While these technical difficulties could happen to anyone, it is premature to draw a link between Leicestershire's inability to operate a simple two-camera feed and their lack of success in the County Championship. Leicestershire has finished bottom of the Championship in eight of the past 14 seasons and failed to win a single red-ball game in 2022. Eventually, the technical issues are resolved, but unfortunately, the home team loses one of their openers and is sliding towards a meek defeat.
However, something curious happens. The promising opener Rishi Patel goes on a spirited counter-attack, and, with the all-rounder Wiaan Mulder's support, Leicestershire bats out the day for a stirring draw. Steve Smith, here for a pre-Ashes hit, has just three runs and one risible over of leg-spin to show for his week’s work. Leicestershire, the championship's perennial punchline, is still unbeaten after six rounds. They won at Headingley for the first time in 113 years last month, and a first promotion in more than two decades is a tantalising possibility. Perhaps the case of Leicestershire offers both a parable and a warning for English cricket at a time when the very principles of the sport are being shuffled beneath our feet.
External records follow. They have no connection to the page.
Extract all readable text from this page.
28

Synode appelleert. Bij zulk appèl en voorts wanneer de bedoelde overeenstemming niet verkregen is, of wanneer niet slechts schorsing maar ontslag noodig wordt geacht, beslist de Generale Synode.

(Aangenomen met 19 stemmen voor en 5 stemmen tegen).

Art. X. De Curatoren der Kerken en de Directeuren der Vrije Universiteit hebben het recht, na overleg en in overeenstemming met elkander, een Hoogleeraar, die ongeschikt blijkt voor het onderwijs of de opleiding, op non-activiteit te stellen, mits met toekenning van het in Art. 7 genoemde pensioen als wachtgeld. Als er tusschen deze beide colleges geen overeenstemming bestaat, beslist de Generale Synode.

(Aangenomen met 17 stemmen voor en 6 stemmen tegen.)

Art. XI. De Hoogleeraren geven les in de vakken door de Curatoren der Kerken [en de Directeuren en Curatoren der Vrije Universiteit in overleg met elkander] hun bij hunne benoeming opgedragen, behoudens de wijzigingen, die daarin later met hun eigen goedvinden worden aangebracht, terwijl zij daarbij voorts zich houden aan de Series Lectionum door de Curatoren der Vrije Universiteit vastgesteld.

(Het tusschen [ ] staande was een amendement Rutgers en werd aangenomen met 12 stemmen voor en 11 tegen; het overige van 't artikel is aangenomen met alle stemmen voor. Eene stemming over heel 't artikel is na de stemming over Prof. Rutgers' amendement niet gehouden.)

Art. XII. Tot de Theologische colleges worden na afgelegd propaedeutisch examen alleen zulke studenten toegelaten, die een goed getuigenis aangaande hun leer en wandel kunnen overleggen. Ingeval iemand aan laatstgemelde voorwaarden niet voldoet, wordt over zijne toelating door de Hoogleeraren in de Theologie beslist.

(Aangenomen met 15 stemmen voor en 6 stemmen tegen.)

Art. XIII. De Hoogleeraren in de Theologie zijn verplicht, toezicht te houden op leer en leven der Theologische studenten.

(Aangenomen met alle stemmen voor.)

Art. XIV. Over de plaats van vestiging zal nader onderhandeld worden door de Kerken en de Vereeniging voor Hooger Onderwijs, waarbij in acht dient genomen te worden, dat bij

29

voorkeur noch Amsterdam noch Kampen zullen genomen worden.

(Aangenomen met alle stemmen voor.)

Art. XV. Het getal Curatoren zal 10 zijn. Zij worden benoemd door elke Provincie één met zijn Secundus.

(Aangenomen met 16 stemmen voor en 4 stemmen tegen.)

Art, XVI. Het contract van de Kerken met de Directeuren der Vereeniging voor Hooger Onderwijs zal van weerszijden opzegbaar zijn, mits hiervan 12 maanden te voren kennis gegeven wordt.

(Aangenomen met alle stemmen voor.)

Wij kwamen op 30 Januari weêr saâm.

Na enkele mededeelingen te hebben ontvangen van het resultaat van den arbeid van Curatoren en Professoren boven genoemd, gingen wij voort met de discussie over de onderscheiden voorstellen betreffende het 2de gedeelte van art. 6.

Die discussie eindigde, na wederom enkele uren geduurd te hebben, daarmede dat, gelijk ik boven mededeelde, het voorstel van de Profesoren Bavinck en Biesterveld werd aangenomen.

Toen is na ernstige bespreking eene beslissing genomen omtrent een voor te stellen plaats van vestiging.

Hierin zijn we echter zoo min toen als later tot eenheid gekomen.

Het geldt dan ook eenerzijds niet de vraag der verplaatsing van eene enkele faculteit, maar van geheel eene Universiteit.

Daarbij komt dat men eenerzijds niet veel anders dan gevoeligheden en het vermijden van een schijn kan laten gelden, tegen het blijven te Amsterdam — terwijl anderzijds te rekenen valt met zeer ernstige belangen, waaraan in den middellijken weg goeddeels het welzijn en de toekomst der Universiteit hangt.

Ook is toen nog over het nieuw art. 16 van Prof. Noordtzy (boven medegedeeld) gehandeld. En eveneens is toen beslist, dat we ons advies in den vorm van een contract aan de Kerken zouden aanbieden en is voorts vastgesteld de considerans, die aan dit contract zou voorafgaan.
Every so often, notables from within the game wonder aloud about whether we need 18 counties. Most of the time, they're too polite to name names, but they're talking about Leicestershire. The apparent pointlessness of clubs such as Leicestershire is why the England and Wales Cricket Board debates the merits of a 12-team Premier League or a reduction in red-ball cricket. Clubs like Leicestershire are seen as a drag on the whole enterprise. Why should we continue to bear your impoverished existence?
Sean Jarvis, the new chief executive and a Leicester native who has spent most of his career working in football, set about trying to answer this question around the start of the pandemic. Membership and corporate bookings are up, and the club achieved record turnover last year. Revenue is not an end in itself. Leicestershire halved their prices to help fans who were struggling financially during the pandemic. The club often hands out free tickets to local residents. In March, Leicestershire announced plans to redevelop Grace Road with space for retail units, community housing, healthcare provision, and assisted living for the elderly. Jarvis talks a lot about identity, and he seems to grasp what English cricket has largely forgotten – any sporting team worth its space must exist not only to sell but to serve.
While the arrival of the Hundred had a tangible rationale – to generate money to fund everything else – once it was sold off, that rationale disappeared. The one-off windfall quickly vanished into a million sinkholes, and then what? Back where you started, but on the outside looking in, and with nothing left to sell. Leicestershire, like their live stream, eventually splutter and die.
Keeping the Hundred in-house allows the entity to remain whole. Perhaps Leicestershire will not get promoted, and they may end up becoming a de facto feeder team to the Trent Rockets. However, even here, there is an ecosystem with a place for them, where everyone is linked, and nobody gets forgotten. The Delhi Capitals will not build you a house, and the market's benign hand will not halve ticket prices in a cost-of-living crisis. Sign up to The Spin and subscribe to our cricket newsletter for writers' thoughts on the biggest stories and a review of the week's action.
For all its flaws and foibles, Leicestershire CC is a real thing. It exists, in a way the Trent Entertainment Vehicle does not. It has a mission that goes beyond simply shaking people down for whatever they can pay. It produces cricketers: the bewilderingly exciting leg-spinner Rehan Ahmed the latest. A wild thought: maybe it might achieve even more if the people at the top of the game didn’t keep trying to wipe it off the map.
What do we want sport to be? A pure consumer good, escapism on demand, a direct debit that you forget to cancel? Or can it be something more? Can it bring people together, provide a sense of pride and ownership, give people a stake in their town and their town a stake in something larger? You don’t have to be a Leicestershire fan, or even like cricket very much at all, to recognise that this is a vision of sport worth fighting for.